PA Printer Strikes Up Perfection —Cagle

Bowler and Pressmen Tommy Gollick has bowled consecutive 300 games and set a national record for 47 straight strikes. (Photo by Dan Gleiter, The Patriot-News)

BANNER IDEA: Memorial Day and the Fourth of July are the two holidays that find Americans in the most patriotic of spirits, so it comes as no surprise that one printer has ushered in a tradition of celebrating our nation’s freedom fighters with a message that carries a lasting impression.

Starting in 2008, Keith Nichols and his family-owned inkDOTS Printing, of Cypress, TX, began printing out 22-foot banners that feature patriotic images. The banner is hung outside inkDOTS Printing for people who want to sign their names, add encouraging messages and well wishes. Once the banner is full of names, Nichols ships the banner to one of the nation’s war theaters—Iraq, Afghanistan—for the troops to enjoy and appreciate during some spiritually demoralizing times.

Nichols plans on printing and shipping his banners of encouragement overseas as long as U.S. troops are serving their country, so this promises to be a commitment that will last into the foreseeable future.

SPEAKING OF FREEDOM: We are continually reminded that freedom comes at a cost. Some people give their lives in its defense, while others trample over it in squelching ideas they find offensive. As I write this, longtime White House correspondent Helen Thomas has resigned from her reporting gig with Hearst newspapers over a remark where she suggested that Jews should “get the hell out of Palestine” and go home to Germany, Poland and America, etc. Her inflammatory remarks essentially ended a career that began in the 1940s.

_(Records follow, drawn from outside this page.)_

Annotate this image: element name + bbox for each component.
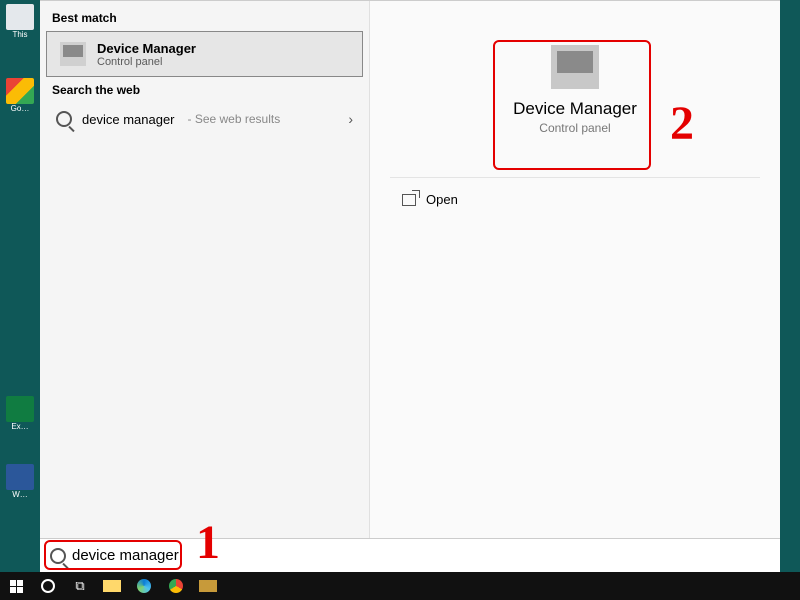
task-view-button[interactable]: ⧉ bbox=[64, 572, 96, 600]
taskbar-chrome[interactable] bbox=[160, 572, 192, 600]
action-open-label: Open bbox=[426, 192, 458, 207]
section-search-web: Search the web bbox=[40, 79, 369, 101]
taskbar-explorer[interactable] bbox=[96, 572, 128, 600]
desktop-icon-excel[interactable]: Ex… bbox=[3, 396, 37, 436]
desktop-icon-recycle-bin[interactable]: This bbox=[3, 4, 37, 44]
result-subtitle: Control panel bbox=[97, 56, 196, 68]
results-left-pane: Best match Device Manager Control panel … bbox=[40, 1, 370, 560]
web-result-row[interactable]: device manager - See web results › bbox=[40, 101, 369, 137]
divider bbox=[390, 177, 760, 178]
desktop-icon-chrome[interactable]: Go… bbox=[3, 78, 37, 118]
desktop-icon-word[interactable]: W… bbox=[3, 464, 37, 504]
start-search-flyout: Best match Device Manager Control panel … bbox=[40, 0, 780, 560]
annotation-number-2: 2 bbox=[670, 96, 694, 151]
search-icon bbox=[56, 111, 72, 127]
result-title: Device Manager bbox=[97, 41, 196, 56]
annotation-number-1: 1 bbox=[196, 515, 220, 570]
taskbar-folder[interactable] bbox=[192, 572, 224, 600]
open-icon bbox=[402, 194, 416, 206]
cortana-button[interactable] bbox=[32, 572, 64, 600]
result-device-manager[interactable]: Device Manager Control panel bbox=[46, 31, 363, 77]
section-best-match: Best match bbox=[40, 7, 369, 29]
taskbar-edge[interactable] bbox=[128, 572, 160, 600]
annotation-box-1 bbox=[44, 540, 182, 570]
web-hint: - See web results bbox=[188, 112, 281, 126]
chevron-right-icon: › bbox=[348, 111, 353, 127]
annotation-box-2 bbox=[493, 40, 651, 170]
start-button[interactable] bbox=[0, 572, 32, 600]
device-manager-icon bbox=[59, 40, 87, 68]
action-open[interactable]: Open bbox=[390, 184, 760, 215]
web-query: device manager bbox=[82, 112, 175, 127]
taskbar: ⧉ bbox=[0, 572, 800, 600]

The irony here is that the freedom of speech entitled to all Americans was shamelessly perverted via a mob mentality in the name of protecting an entire race of people from racial discrimination, and stripped away from a person who for more than half a century has done her part in championing the First Amendment in the Bill of Rights—which includes freedom of speech and the press. We must continuously recognize that the First Amendment was crafted to protect unpopular speech, and that it is an absolute.